Thanks Mike - That's almost exactly what I'm doing so I think I'm probably on the right track. I've been using that Blue Tubes limiter. It's not bad... But I downloaded the Demo of Elephant and plugged in the two side by side. Same exact thing you suggested with a separate project for the master, etc. Literally everything the same except the limiter. Then I adjust both as I would normally - even made sure the readouts were the exact same in Span. Then I mixed it down and listened side by side in my car, different headphones, my nice living room stereo, the crappy speakers I have at work, etc...
Voxengo was clearly the winner.
Bass sounds defined and smooth. Around 300-500hz was abrasive on the Blue Tubes version (could have been a problem with the mix, but for whatever reason Voxengo took care of it...) Also, looking at the wave forms in Audacity, it looks like I could have bumped the Voxengo version up even higher, whereas the Blue Tubes version would have been noticeably squashed...
I've only been at this a couple of years, and the reasons could have been some sort of setting or something - but Voxengo definitely got the job done and addressed some of the sonic issues that I've been struggling with...

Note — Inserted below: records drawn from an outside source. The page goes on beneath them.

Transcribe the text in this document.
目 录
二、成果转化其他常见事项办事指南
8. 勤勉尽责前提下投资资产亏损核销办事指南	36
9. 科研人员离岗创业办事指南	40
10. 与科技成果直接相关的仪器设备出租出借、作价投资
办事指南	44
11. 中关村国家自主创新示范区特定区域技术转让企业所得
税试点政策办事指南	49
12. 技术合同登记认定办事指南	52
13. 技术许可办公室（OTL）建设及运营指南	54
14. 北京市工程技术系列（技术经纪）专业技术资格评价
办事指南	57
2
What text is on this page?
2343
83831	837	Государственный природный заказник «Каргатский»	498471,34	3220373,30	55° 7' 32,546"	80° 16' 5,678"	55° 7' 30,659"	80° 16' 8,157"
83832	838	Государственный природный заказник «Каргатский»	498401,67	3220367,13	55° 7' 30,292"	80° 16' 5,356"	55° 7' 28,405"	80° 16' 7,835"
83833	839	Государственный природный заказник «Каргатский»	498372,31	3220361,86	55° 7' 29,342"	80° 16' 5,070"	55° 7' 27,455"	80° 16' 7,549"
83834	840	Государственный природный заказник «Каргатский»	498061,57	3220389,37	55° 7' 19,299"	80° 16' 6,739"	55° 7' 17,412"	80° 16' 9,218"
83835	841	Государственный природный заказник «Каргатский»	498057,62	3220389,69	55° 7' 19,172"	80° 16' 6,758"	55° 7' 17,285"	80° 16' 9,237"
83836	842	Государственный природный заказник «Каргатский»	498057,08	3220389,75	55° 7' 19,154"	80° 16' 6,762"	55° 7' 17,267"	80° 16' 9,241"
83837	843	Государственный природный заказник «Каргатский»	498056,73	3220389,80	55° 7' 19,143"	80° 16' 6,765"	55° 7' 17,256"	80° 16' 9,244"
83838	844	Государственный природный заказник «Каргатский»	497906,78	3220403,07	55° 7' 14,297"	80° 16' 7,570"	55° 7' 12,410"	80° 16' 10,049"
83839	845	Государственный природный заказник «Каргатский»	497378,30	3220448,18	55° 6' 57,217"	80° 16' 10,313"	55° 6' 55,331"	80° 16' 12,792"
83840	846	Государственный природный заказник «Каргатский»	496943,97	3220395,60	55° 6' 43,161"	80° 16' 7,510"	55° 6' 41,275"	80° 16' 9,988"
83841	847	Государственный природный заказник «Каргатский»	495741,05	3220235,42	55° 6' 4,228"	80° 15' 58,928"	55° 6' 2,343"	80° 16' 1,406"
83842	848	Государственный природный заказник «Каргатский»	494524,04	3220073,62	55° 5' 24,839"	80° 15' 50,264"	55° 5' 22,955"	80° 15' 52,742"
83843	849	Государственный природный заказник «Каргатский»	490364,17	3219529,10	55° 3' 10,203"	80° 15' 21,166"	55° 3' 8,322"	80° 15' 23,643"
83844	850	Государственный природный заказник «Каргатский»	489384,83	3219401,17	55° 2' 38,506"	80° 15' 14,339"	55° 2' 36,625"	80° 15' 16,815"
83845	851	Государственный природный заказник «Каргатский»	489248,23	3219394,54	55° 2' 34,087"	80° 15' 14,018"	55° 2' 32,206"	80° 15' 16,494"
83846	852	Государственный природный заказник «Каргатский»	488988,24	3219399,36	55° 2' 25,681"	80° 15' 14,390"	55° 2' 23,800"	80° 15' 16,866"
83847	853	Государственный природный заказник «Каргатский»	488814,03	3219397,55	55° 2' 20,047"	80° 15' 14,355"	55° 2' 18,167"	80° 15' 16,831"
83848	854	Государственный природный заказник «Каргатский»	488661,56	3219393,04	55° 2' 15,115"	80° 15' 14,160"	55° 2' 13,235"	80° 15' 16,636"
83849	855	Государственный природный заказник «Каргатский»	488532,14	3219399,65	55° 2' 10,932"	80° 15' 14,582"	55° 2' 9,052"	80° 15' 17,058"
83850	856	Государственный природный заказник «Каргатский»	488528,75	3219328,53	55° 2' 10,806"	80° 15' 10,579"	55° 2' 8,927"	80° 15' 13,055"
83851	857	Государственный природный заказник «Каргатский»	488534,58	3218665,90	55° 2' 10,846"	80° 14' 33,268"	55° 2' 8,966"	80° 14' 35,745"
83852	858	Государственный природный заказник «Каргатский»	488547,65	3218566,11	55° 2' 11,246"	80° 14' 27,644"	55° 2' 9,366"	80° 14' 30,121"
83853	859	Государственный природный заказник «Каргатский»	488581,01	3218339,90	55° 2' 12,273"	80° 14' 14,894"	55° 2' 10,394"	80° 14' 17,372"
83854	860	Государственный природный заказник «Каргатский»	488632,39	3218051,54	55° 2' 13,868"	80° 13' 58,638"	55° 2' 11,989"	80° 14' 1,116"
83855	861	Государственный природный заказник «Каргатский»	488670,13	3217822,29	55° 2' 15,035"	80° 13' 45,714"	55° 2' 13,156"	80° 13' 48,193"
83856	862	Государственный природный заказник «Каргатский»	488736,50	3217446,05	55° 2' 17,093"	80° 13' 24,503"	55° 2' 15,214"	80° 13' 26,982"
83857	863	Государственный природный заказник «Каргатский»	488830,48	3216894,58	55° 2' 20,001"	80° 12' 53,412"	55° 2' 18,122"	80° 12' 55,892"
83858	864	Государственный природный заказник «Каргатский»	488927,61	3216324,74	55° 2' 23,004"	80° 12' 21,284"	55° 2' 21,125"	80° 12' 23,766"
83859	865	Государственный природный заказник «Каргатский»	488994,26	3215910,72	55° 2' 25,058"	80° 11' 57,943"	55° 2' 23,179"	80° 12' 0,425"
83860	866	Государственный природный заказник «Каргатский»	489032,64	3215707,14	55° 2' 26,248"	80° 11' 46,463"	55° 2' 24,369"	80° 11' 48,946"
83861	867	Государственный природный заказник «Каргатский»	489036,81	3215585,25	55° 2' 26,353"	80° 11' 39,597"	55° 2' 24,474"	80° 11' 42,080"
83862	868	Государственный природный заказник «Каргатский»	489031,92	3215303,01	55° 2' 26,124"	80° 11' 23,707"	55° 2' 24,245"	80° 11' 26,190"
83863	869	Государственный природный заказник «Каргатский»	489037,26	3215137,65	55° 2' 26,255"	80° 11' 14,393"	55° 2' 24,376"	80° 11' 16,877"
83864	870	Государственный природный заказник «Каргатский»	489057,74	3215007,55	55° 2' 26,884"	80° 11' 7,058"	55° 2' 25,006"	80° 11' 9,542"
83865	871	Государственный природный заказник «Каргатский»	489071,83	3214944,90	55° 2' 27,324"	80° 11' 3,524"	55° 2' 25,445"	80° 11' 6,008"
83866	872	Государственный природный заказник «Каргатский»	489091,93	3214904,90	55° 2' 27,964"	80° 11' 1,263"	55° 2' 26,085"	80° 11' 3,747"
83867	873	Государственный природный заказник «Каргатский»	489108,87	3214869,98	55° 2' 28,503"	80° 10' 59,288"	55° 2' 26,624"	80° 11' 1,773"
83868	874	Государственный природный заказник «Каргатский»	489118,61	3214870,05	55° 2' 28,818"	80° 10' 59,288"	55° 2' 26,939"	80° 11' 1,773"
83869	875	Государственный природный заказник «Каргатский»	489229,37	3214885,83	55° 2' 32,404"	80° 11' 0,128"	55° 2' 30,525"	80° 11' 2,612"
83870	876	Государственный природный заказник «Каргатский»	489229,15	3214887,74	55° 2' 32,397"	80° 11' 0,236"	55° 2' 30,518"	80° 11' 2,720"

I also liked that Voxengo has a transient shaper of sorts... I was able to dial in some of the things I wanted to do using that when I haven't been able to do it before.
That's what I'm leaning so hard towards Voxengo over Ozone... I can't imagine something performing better. And I'd have to get the Advanced version of Ozone which is 500. If I buy all the mastering plugins included in the mastering bundle from Voxengo, I'd only pay 300ish... (Elephant, Soniformer, Curve EQ, Polysquaher) - Would Ozone do anything these couldn't?